The ability to react and adapt to shifting real-world conditions is the key to survival in any field or endeavor, and that's as true in the film business as anywhere else. In uncertain times, flexibility will be required to survive, let alone thrive.
I’ll offer one last word of caution. Whenever this subject comes up on set – what to tell a young person who asks about getting into juicing or gripping – the response from gray-haired veterans is unanimous: don’t do it. Find some other career, because the way things are trending, life below-the-line is only going to get harder and less sustainable in the future. The good times are gone, with leaner times here and more on the way.
Remember, these are old-timers talking, and although I now qualify as part of that demographic, I do not labor under the illusion that my own opinions are the gospel. Nobody knows what the future will bring. Not too long ago, automobile manufacturing in Michigan was doomed -- the popular consensus had Detroit going belly-up, kaput, finished -- but after suffering through some very difficult times, GM, Chrysler, and Ford are still making cars in the Motor City. Corporate survival came at a steep human cost, however, with many thousands of former auto workers now out of a job, and a similar transformation may be under way in Hollywood. If that's how it shakes out, getting started and succeeding here among the rank-and-file will be harder than ever.

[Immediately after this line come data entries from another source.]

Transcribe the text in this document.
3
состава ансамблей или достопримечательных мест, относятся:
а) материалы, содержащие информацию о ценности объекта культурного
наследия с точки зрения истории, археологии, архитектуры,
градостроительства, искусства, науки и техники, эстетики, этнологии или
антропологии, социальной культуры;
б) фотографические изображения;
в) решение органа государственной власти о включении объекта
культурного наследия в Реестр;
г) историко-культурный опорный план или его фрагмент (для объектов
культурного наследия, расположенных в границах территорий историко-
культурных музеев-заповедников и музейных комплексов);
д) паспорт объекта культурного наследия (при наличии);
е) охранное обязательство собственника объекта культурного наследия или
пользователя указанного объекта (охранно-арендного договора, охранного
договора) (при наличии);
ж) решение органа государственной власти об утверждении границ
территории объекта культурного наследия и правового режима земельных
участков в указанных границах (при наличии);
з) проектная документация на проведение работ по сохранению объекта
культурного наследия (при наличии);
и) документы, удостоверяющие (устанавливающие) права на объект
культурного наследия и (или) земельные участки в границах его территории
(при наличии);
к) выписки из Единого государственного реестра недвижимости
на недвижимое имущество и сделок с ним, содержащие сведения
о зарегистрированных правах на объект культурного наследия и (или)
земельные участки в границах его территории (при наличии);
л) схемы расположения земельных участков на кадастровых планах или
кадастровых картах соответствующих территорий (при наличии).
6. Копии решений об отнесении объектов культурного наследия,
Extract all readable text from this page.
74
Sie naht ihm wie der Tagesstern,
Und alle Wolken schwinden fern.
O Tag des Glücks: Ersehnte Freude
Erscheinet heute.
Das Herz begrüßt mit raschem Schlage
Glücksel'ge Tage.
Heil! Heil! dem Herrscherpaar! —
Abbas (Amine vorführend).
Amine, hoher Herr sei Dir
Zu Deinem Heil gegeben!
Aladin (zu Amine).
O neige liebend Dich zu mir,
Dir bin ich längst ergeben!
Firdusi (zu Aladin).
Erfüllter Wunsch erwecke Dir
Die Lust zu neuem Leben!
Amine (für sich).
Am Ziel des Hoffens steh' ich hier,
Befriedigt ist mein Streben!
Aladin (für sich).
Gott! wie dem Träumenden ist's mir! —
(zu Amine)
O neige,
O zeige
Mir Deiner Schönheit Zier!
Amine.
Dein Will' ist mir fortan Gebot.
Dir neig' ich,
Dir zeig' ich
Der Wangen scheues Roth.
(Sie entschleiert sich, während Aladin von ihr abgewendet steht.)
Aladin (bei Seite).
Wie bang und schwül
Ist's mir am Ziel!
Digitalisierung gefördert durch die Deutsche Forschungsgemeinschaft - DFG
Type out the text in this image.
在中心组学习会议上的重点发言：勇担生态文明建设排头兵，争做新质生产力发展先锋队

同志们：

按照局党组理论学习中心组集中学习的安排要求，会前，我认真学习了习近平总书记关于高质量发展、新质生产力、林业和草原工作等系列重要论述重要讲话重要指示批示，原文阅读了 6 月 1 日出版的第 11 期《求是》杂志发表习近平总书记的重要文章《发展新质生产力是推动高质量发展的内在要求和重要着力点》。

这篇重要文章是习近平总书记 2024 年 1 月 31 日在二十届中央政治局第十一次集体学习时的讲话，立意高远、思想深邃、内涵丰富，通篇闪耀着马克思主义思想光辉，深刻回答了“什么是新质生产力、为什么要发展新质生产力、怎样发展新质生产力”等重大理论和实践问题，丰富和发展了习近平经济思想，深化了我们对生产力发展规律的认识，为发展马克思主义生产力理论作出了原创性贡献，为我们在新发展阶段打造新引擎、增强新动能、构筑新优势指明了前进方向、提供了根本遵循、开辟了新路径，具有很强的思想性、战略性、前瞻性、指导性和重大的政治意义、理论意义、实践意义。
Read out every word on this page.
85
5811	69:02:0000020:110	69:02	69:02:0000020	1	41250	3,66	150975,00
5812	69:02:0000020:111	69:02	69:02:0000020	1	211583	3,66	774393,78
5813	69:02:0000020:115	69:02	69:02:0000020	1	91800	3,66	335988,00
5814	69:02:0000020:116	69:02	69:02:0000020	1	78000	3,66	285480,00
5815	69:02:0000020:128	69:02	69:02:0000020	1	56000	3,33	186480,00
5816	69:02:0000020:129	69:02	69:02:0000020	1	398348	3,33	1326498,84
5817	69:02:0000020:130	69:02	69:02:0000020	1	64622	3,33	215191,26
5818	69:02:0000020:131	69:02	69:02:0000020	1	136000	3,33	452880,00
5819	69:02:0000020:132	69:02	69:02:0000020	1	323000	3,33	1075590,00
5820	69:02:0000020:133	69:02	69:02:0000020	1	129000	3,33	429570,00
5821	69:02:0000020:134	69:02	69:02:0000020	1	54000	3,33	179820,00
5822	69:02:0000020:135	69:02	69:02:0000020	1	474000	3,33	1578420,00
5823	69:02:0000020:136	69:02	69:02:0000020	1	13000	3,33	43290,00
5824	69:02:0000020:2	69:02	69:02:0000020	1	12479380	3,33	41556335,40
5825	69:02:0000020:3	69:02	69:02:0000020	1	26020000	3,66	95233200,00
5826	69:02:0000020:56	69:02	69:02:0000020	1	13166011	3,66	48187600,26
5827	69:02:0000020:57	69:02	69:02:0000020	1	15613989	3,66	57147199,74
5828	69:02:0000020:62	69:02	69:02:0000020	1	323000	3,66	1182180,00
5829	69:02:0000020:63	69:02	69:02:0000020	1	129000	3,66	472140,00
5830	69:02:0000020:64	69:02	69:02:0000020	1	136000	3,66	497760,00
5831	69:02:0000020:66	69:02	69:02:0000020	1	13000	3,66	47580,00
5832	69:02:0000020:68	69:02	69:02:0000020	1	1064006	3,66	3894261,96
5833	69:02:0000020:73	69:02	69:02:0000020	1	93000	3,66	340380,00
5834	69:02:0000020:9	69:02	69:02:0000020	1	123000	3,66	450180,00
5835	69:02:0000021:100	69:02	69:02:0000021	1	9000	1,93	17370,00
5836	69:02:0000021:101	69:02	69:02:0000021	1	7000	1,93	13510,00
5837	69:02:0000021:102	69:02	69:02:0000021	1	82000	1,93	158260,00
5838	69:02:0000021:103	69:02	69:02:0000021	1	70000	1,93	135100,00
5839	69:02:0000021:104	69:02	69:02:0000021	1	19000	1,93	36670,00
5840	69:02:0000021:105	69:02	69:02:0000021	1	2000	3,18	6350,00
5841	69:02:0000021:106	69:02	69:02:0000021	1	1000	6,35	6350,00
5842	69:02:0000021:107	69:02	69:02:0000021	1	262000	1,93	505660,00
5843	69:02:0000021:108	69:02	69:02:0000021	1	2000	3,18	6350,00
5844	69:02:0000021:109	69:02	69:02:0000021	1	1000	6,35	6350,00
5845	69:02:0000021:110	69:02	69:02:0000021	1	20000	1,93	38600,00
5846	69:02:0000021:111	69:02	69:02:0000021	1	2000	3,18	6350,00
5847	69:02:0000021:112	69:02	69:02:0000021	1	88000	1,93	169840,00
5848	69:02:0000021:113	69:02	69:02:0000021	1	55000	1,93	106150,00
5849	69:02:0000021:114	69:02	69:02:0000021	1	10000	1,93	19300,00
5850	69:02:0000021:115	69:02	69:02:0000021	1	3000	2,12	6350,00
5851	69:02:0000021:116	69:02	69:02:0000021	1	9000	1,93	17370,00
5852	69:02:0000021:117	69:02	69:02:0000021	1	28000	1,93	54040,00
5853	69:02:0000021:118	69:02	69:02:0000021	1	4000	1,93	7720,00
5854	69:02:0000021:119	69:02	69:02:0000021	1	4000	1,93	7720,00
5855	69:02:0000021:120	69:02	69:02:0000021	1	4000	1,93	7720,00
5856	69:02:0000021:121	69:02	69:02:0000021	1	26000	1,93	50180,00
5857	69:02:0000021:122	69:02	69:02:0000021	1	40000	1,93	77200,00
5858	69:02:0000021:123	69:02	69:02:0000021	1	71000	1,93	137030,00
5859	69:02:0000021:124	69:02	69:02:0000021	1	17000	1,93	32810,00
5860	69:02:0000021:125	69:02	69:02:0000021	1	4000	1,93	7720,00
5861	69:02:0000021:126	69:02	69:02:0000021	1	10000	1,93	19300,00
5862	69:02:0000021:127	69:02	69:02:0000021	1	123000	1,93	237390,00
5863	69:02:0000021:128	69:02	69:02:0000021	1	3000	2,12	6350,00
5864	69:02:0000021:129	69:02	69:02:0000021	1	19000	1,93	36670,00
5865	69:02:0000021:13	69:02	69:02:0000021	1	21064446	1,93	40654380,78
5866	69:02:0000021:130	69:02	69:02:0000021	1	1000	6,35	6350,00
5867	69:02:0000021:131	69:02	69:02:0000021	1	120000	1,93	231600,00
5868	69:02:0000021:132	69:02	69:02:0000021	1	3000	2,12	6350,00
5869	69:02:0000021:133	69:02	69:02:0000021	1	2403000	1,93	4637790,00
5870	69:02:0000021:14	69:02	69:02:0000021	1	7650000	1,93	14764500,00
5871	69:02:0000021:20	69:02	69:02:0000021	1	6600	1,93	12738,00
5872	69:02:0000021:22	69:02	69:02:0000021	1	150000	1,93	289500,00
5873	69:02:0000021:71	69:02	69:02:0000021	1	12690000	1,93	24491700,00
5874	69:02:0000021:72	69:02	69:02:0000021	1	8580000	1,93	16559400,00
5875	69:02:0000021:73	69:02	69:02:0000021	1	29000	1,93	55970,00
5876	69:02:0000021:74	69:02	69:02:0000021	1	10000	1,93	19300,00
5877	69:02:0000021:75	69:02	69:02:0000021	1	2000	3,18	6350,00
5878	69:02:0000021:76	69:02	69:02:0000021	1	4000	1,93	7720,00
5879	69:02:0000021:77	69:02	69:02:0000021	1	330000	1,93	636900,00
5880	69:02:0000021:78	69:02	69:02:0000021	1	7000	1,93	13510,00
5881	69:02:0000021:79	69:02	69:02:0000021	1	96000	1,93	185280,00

My advice to Anonymous (and any other young people pondering an Industry future) is to take your time and look deep inside to decide if this business really is your dream – and if the answer is yes, then go for it. When you really want something, there's always a way... but you'll have to want it bad.
Good luck. All of us -- veterans and newbies alike -- are gonna need it.
* Needless to say, none of these teen-aged fever dreams came true.
** Unless you're blessed with solid family connections in the biz -- in that case, you'll have a serious head start on all the other newbies and an existing network of contacts to keep you working.
*** Then again, Steve is one very smart guy. Not every grip or juicer is blessed with his intellectual firepower or mechanical acumen.